Introduction to setting and using breakpoints
Reasons for using breakpoints
C-SPY® lets you set various types of breakpoints in the application you are debugging, allowing you to stop at locations of particular interest. You can set a breakpoint at a code location to investigate whether your program logic is correct, or to get trace printouts. In addition to code breakpoints, and depending on what C-SPY driver you are using, additional breakpoint types might be available. For example, you might be able to set a data breakpoint, to investigate how and when the data changes.
You can let the execution stop under certain conditions, which you specify. You can also let the breakpoint trigger a side effect, for instance executing a C-SPY macro function, by transparently stopping the execution and then resuming. The macro function can be defined to perform a wide variety of actions, for instance, simulating hardware behavior.
All these possibilities provide you with a flexible tool for investigating the status of your application.

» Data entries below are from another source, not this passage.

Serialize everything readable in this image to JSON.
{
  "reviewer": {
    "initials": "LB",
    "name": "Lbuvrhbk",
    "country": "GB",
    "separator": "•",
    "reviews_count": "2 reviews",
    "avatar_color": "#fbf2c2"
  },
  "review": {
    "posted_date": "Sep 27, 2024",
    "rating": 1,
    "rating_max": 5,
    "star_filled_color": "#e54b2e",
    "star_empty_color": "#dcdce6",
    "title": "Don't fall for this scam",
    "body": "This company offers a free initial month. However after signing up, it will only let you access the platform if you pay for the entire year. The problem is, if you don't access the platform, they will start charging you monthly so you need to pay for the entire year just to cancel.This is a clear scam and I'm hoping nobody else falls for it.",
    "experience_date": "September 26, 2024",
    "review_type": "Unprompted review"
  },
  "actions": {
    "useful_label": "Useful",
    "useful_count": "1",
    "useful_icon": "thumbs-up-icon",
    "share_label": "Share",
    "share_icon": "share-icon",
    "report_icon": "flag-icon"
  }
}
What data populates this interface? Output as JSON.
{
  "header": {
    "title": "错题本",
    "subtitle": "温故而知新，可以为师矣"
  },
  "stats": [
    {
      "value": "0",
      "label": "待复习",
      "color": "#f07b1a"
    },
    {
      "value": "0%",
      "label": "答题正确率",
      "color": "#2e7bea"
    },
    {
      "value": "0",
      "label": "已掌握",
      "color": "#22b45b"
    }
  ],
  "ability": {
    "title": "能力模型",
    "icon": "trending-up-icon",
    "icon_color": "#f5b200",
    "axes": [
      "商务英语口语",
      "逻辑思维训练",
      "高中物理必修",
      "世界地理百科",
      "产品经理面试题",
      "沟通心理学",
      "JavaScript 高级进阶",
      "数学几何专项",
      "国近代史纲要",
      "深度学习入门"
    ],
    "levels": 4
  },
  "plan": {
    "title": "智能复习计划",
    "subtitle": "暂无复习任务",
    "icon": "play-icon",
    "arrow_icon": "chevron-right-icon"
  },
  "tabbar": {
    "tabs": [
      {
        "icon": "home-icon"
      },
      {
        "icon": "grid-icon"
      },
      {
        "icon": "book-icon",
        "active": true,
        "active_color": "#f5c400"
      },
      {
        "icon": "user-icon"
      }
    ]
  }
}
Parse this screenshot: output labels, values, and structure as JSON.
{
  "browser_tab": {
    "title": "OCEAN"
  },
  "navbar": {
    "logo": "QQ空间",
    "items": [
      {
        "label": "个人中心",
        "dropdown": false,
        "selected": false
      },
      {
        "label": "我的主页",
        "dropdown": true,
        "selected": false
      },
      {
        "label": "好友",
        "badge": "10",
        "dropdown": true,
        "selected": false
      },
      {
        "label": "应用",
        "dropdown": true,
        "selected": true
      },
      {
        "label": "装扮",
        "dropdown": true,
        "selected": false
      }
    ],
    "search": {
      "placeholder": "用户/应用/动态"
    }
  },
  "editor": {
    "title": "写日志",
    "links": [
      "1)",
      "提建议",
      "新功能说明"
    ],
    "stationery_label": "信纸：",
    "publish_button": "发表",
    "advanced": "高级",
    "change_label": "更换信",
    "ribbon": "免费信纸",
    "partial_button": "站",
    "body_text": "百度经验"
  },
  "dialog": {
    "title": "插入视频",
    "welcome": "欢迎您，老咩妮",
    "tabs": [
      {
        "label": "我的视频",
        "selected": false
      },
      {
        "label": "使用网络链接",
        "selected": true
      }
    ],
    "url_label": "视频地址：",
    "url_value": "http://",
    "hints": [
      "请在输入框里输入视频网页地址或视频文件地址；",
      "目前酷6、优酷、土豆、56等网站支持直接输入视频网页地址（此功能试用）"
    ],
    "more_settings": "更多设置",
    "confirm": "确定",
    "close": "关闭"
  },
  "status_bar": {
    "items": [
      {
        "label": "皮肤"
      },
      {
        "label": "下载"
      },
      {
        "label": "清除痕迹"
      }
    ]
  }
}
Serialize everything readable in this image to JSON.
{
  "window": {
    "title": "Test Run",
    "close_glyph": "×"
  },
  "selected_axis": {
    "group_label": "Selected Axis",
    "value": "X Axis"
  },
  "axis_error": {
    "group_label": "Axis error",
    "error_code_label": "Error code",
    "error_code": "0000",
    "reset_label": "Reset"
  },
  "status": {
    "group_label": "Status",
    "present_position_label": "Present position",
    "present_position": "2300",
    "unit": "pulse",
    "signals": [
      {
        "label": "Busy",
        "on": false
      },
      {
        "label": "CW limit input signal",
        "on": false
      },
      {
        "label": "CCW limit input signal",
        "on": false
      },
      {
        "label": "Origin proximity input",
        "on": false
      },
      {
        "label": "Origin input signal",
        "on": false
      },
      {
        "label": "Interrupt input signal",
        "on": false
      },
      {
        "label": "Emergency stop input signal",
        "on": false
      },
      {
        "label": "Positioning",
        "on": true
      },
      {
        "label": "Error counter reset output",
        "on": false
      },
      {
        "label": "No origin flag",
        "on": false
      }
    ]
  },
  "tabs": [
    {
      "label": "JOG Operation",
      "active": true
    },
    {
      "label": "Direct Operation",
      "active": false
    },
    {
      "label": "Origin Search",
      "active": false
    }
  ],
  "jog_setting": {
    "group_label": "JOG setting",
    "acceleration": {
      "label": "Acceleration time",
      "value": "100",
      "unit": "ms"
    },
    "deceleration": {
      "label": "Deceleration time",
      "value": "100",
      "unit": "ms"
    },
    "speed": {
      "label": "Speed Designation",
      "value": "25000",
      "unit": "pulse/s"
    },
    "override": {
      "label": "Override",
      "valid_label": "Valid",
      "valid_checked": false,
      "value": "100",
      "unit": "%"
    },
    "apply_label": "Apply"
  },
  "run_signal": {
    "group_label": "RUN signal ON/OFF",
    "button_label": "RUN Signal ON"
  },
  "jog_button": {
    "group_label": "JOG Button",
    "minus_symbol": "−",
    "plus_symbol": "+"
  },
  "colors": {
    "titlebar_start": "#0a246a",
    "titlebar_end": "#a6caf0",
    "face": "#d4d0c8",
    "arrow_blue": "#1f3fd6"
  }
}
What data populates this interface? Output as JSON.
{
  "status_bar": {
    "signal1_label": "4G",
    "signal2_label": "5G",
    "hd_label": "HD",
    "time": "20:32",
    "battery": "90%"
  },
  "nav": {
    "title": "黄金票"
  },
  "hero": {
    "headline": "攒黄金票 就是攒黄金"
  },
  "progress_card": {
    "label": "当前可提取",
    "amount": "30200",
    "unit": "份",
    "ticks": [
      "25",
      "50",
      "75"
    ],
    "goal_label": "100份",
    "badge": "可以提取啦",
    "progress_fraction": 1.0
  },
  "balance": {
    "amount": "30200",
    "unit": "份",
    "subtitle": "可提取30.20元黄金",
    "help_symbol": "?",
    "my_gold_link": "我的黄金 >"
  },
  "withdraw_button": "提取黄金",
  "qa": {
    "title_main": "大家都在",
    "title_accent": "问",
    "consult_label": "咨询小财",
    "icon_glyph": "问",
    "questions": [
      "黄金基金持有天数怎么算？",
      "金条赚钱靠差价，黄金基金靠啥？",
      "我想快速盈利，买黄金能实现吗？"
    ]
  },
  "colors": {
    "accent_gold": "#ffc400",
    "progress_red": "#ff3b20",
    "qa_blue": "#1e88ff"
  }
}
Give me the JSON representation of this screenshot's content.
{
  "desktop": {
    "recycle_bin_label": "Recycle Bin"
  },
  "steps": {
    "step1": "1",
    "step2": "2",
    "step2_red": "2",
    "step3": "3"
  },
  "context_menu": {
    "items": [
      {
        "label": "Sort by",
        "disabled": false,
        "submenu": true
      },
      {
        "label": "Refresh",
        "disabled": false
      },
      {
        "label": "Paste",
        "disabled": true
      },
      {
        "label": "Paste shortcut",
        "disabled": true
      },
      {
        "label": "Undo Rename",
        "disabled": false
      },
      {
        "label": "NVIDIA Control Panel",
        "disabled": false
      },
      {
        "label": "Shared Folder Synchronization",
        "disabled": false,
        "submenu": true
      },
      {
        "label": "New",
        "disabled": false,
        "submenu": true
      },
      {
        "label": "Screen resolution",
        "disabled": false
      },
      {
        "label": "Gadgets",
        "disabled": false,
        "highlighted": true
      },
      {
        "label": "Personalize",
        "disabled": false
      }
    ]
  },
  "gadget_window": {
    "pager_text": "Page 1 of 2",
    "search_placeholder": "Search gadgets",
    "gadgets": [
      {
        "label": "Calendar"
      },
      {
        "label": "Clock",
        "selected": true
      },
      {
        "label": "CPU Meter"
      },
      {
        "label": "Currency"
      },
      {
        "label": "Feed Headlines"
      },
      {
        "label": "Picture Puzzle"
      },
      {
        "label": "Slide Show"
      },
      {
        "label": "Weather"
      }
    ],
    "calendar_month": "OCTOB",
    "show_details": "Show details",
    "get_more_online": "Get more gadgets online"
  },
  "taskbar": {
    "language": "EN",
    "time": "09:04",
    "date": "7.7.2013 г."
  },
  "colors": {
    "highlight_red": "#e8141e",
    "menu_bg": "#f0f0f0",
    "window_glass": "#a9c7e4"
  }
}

Briefly about setting breakpoints
You can set breakpoints in many various ways, allowing for different levels of interaction, precision, timing, and automation. All the breakpoints you define will appear in the Breakpoints window. From this window you can conveniently view all breakpoints, enable and disable breakpoints, and open a dialog box for defining new breakpoints. The Breakpoint Usage window also lists all internally used breakpoints, see Breakpoint consumers.
Breakpoints are set with a higher precision than single lines, using the same mechanism as when stepping. For more information about the precision, see Single stepping.
You can set breakpoints while you edit your code even if no debug session is active. The breakpoints will then be validated when the debug session starts. Breakpoints are preserved between debug sessions.
Note
For most hardware debugger systems it is only possible to set breakpoints when the application is not executing.